Receita Para Um Pais de Merda

Há tempos não lia um livro com o grau de contundência de "A Virgem dos Sicários", de Fernando Vallejo. Alguns trechos conseguiram me incomodar, causaram certo desconforto, aquele bom desconforto cada vez mais raro, de coisa nova nos chegando às vistas, ofuscando num primeiro momento e deixando tudo mais claro depois. Um assassino do politicamente correto, esse Fernando Vallejo, na pele do protagonista, também um Fernando. Não vou copiar aqui a orelha do livro, quem quiser que o leia, transcreverei um trecho, que nem foi dos que me incomodaram, um trecho onde ele dá a receita da população pobre de Medelín (Colômbia), onde ele remonta a origem do povão, com uma ironia finíssima, ri às pampas nessas poucas linhas :

"De sangue ruim, de raça ruim, de má índole, de maus princípios, não há mistura pior que a do espanhol com o índio e o negro : produzem os salta-atrás, ou seja, macacos, símios, monos, micos com rabo para que eles voltem a subir na árvore. Mas não, aqui continuam andando sobre duas patas, pelas ruas, apinhando o centro. Espanhóis tapados, índios ladinos, negros agoureiros : junte-os no crisol da cópula para ver a explosão que produzem, com a benção do Papa e tudo. São uma gentinha trapaceira, aproveitadora, preguiçosa, invejosa, mentirosa, asquerosa, traiçoeira e ladrona, assassina e piromaníaca. Essa é a obra da Espanha, a promíscua, isso é o que ela nos deixou quando se foi com o ouro. E uma alma clerical e burocrática, de barnabé, fanática pelo incenso e pelo papel timbrado. Rebelados, independentizados, traidores do rei, todos esses malnascidos resolveram depois querer ser presidente. A vontade de sentar no trono de Bolívar para mandar, para roubar, queima o traseiro deles." 

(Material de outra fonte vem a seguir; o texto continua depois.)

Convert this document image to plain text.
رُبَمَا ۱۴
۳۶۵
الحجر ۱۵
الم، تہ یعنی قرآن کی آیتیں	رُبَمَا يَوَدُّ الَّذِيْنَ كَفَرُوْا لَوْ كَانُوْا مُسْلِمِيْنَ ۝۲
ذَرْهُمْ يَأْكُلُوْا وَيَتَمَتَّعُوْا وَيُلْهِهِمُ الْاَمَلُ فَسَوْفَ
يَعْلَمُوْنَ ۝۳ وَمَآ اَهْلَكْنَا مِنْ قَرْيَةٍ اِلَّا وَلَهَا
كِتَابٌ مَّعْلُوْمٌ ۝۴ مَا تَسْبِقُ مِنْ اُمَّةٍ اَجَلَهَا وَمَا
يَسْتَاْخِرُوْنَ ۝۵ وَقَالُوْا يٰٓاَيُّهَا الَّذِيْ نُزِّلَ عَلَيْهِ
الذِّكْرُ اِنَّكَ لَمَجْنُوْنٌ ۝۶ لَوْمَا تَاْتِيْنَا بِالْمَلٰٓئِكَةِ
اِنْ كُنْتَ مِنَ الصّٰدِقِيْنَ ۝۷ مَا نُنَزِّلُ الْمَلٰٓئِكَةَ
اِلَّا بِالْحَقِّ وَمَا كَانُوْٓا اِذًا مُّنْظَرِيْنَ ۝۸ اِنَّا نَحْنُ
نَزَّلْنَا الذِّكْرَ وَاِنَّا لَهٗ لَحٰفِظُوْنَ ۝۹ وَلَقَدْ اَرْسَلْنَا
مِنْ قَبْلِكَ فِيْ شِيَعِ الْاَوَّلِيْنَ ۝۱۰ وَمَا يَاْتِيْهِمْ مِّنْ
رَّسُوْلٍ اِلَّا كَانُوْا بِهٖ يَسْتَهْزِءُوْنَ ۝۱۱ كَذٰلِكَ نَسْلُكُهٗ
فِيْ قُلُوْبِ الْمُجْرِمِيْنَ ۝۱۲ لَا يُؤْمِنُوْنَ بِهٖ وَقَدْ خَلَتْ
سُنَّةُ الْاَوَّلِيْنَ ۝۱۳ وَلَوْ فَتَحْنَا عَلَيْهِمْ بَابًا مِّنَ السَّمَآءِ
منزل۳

E o livro é todo assim, segue marretando sem descanso. Como é bom saber que ainda existem os que bem escrevem, e têm coragem para tal. A receita acima, o mapa para o fracasso de um país, não lhes é familiar? 
Fernando Vallejo, mais um autor que eu desconhecia, um raro que juntará a outros raros em meu panteão.